Ernst Käsemann: The Student Who Broke With Bultmann
Käsemann is my favorite kind of theologian to collect, because his books are also a record of an argument with his own teacher. He earned his doctorate at Marburg in 1931 under Rudolf Bultmann, and the two stayed in close theological and personal correspondence for the rest of Bultmann's life — right up until the moment Käsemann, in a 1953 lecture to a circle of Bultmann's own former students, effectively told him he was wrong.
That lecture, “The Problem of the Historical Jesus,” published in 1954, is the founding document of what scholars call the New Quest — a direct challenge to Bultmann's skepticism about recovering anything of the historical Jesus behind the Gospels' kerygma. It's a short, dense piece, usually found collected in his essay volumes, and it's worth reading precisely because you can hear a student's respect for his teacher and his refusal to simply inherit his conclusions in the same breath.
Before any of that scholarly reckoning, though, Käsemann was a Confessing Church pastor in Gelsenkirchen, a coal-mining district, where in 1937 he spent several weeks in Gestapo detention for publicly defending communist miners from the pulpit.
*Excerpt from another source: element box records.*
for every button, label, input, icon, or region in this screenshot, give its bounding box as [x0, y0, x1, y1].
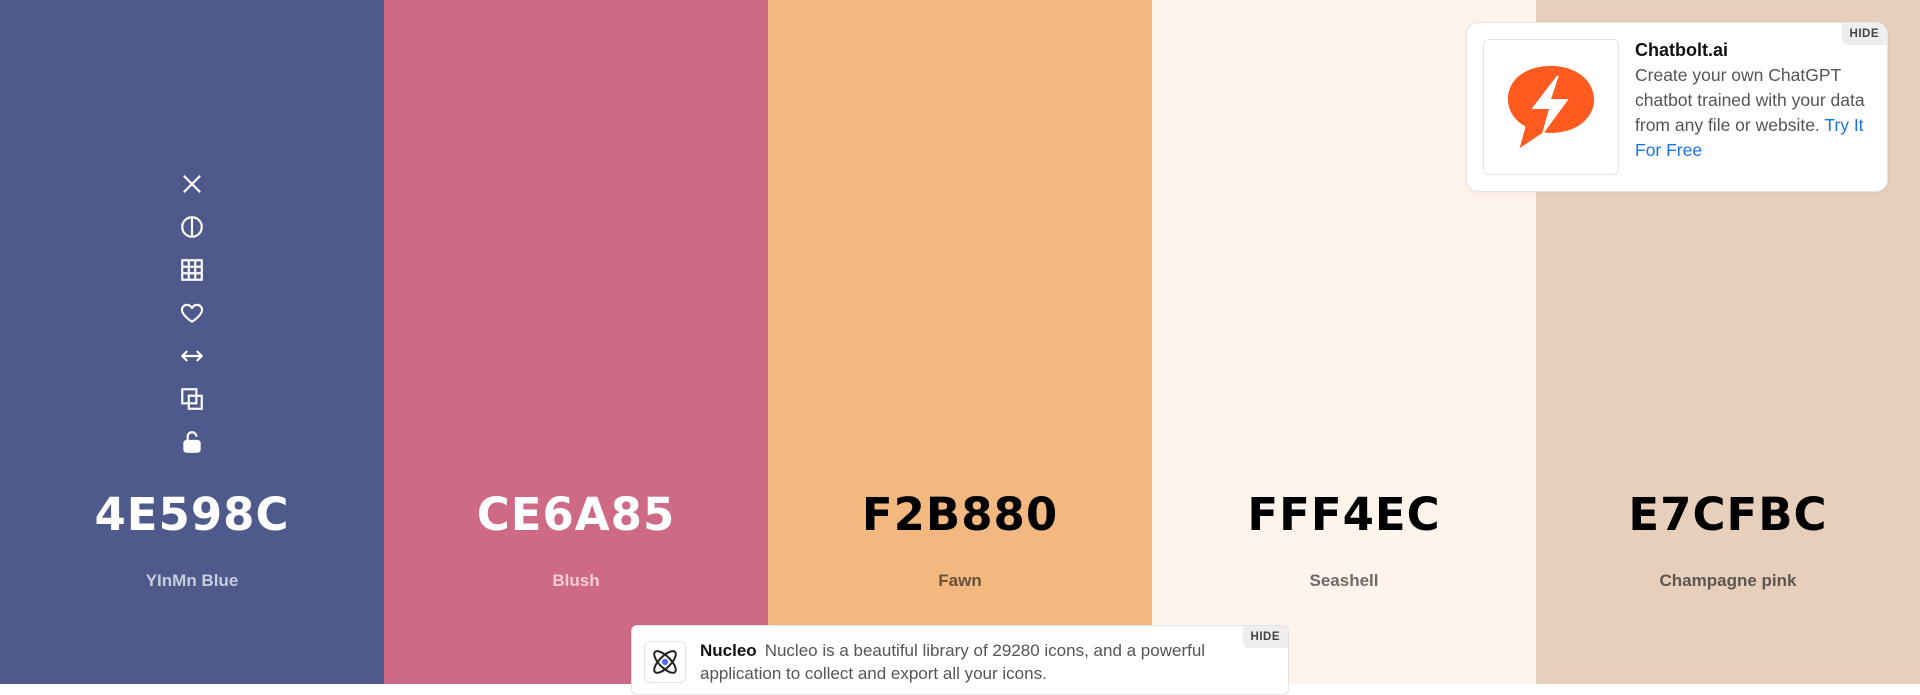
sponsored-ad[interactable]: Chatbolt.ai Create your own ChatGPT chat…: [1466, 22, 1888, 192]
lightning-bubble-icon: [1507, 65, 1595, 149]
color-hex[interactable]: CE6A85: [384, 488, 768, 541]
color-name[interactable]: Blush: [384, 571, 768, 591]
close-icon: [183, 175, 201, 193]
ad-logo[interactable]: [1483, 39, 1619, 175]
sponsored-banner[interactable]: Nucleo Nucleo is a beautiful library of 2…: [631, 625, 1289, 695]
banner-description: Nucleo is a beautiful library of 29280 i…: [700, 641, 1206, 683]
color-swatch-3[interactable]: F2B880 Fawn: [768, 0, 1152, 684]
color-hex[interactable]: E7CFBC: [1536, 488, 1920, 541]
color-name[interactable]: Champagne pink: [1536, 571, 1920, 591]
remove-color-button[interactable]: [176, 168, 208, 200]
unlock-icon: [183, 431, 201, 453]
arrows-horizontal-icon: [181, 350, 203, 362]
drag-handle[interactable]: [176, 340, 208, 372]
heart-icon: [180, 303, 204, 323]
copy-icon: [181, 388, 203, 410]
color-swatch-2[interactable]: CE6A85 Blush: [384, 0, 768, 684]
contrast-icon: [181, 216, 203, 238]
view-shades-grid-button[interactable]: [176, 254, 208, 286]
hide-banner-button[interactable]: HIDE: [1242, 626, 1288, 648]
swatch-toolbar: [172, 168, 212, 469]
color-hex[interactable]: 4E598C: [0, 488, 384, 541]
ad-title[interactable]: Chatbolt.ai: [1635, 40, 1728, 61]
favorite-button[interactable]: [176, 297, 208, 329]
hide-ad-button[interactable]: HIDE: [1841, 23, 1887, 45]
banner-text: Nucleo Nucleo is a beautiful library of 2…: [700, 639, 1220, 685]
copy-hex-button[interactable]: [176, 383, 208, 415]
shades-button[interactable]: [176, 211, 208, 243]
ad-text: Create your own ChatGPT chatbot trained …: [1635, 63, 1875, 163]
color-name[interactable]: Seashell: [1152, 571, 1536, 591]
color-name[interactable]: YInMn Blue: [0, 571, 384, 591]
color-name[interactable]: Fawn: [768, 571, 1152, 591]
banner-logo[interactable]: [644, 641, 686, 683]
atom-icon: [653, 650, 677, 674]
lock-toggle-button[interactable]: [176, 426, 208, 458]
color-hex[interactable]: FFF4EC: [1152, 488, 1536, 541]
color-hex[interactable]: F2B880: [768, 488, 1152, 541]
grid-icon: [181, 259, 203, 281]
color-swatch-1[interactable]: 4E598C YInMn Blue: [0, 0, 384, 684]
banner-brand[interactable]: Nucleo: [700, 641, 757, 660]
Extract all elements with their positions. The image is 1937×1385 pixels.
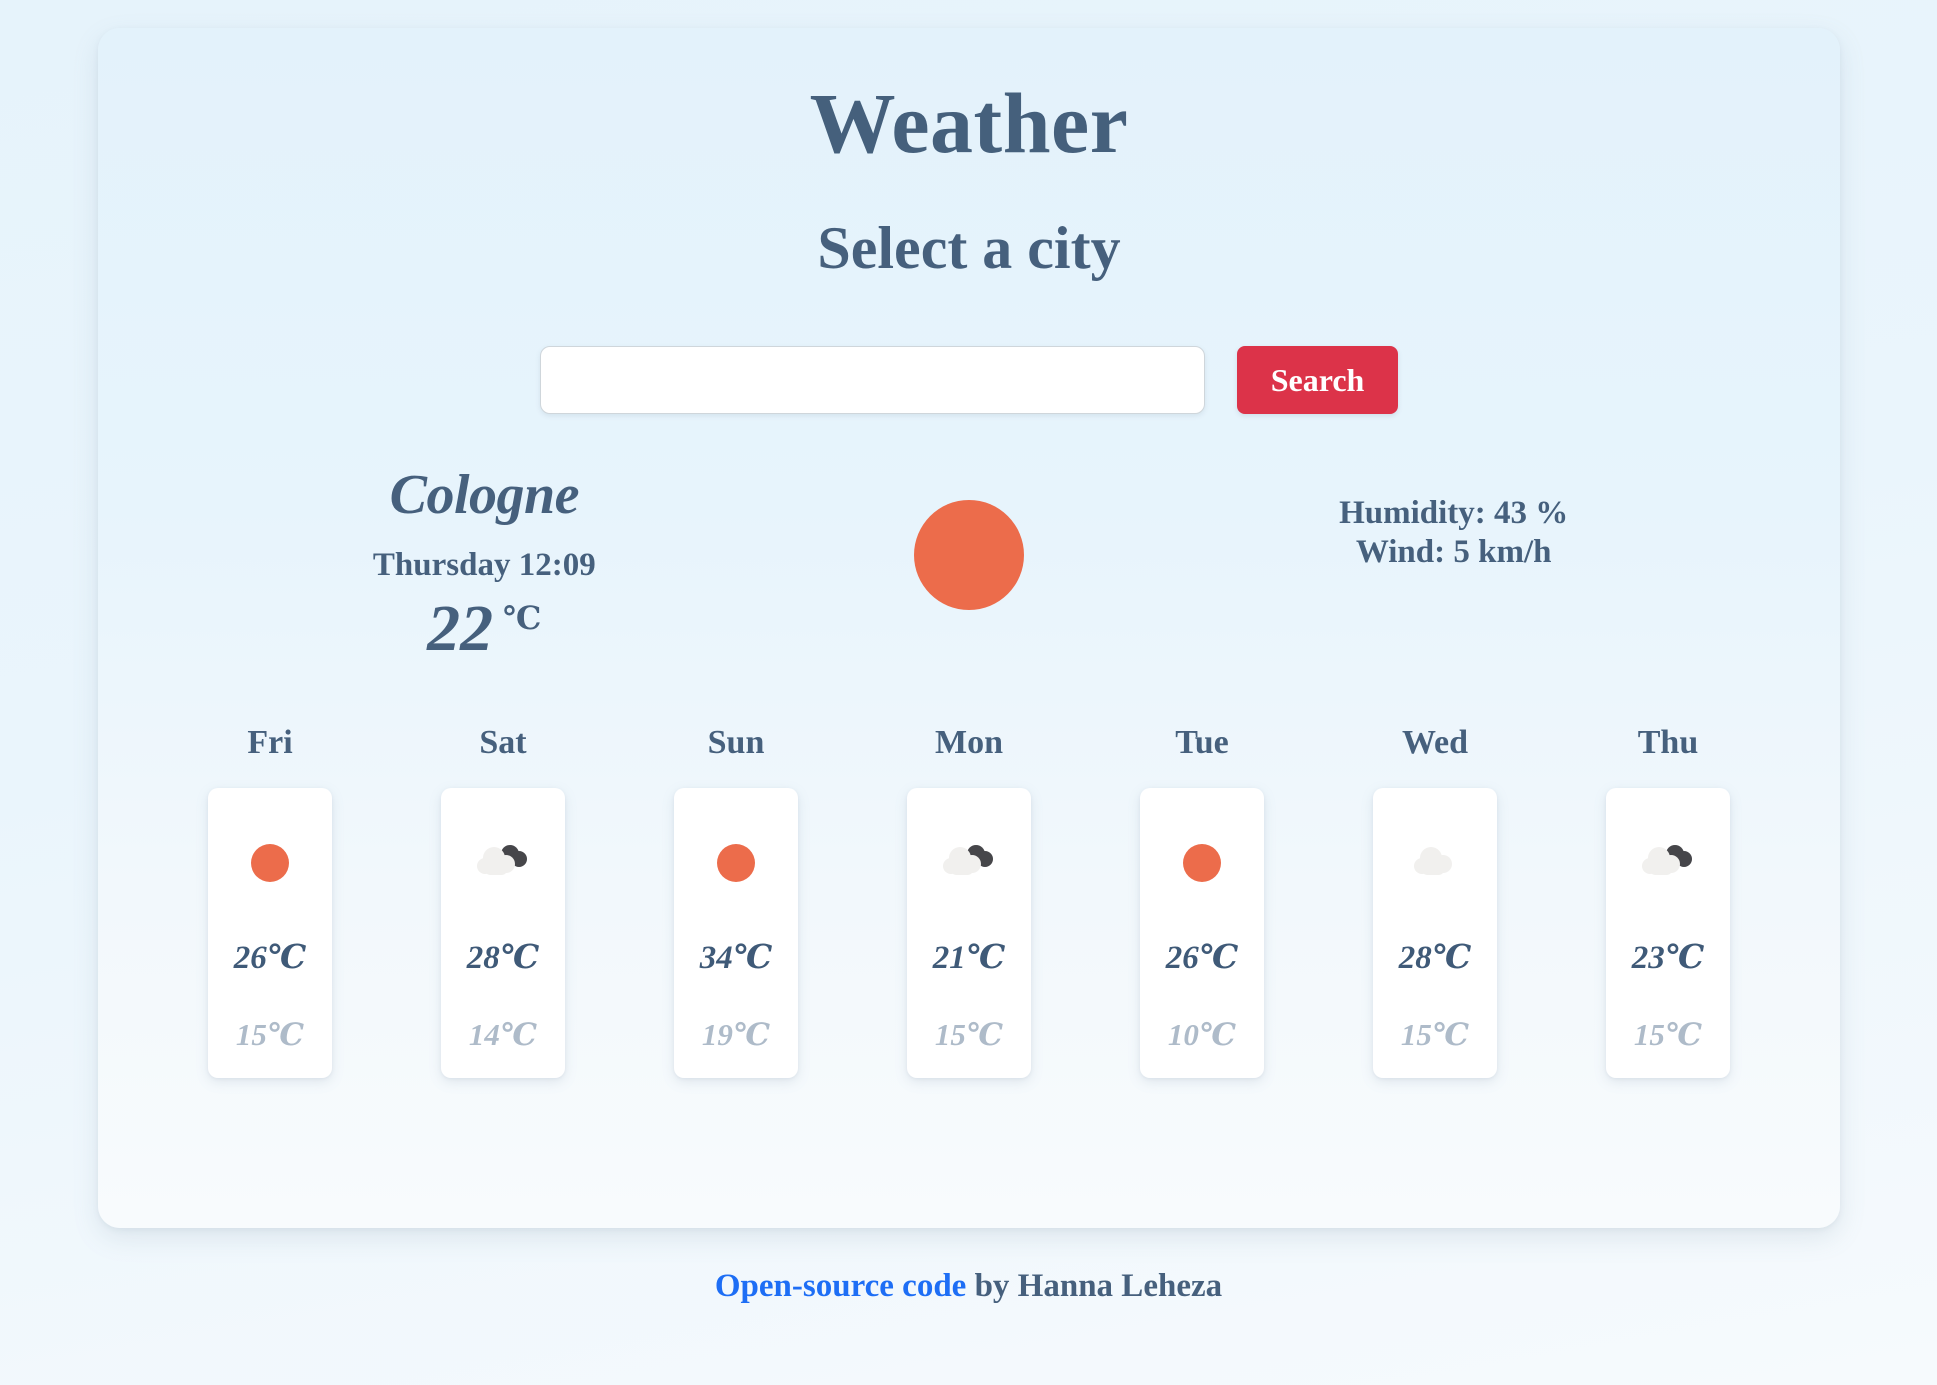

It's not incidental biography — the same willingness to argue against the institution he belonged to shows up later in how he read Paul.
His scholarly capstone is the Commentary on Romans (German 1973, English translation 1980), the summation of a career spent arguing that Paul's theology can't be understood apart from Jewish apocalyptic expectation — Käsemann's own memorable phrase was that apocalyptic is “the mother of Christian theology.” Pair it with the essay collection Perspectives on Paul (1971) and the earlier New Testament Questions of Today (1969) for the fuller arc of his thinking on Paul before the commentary pulled it all together.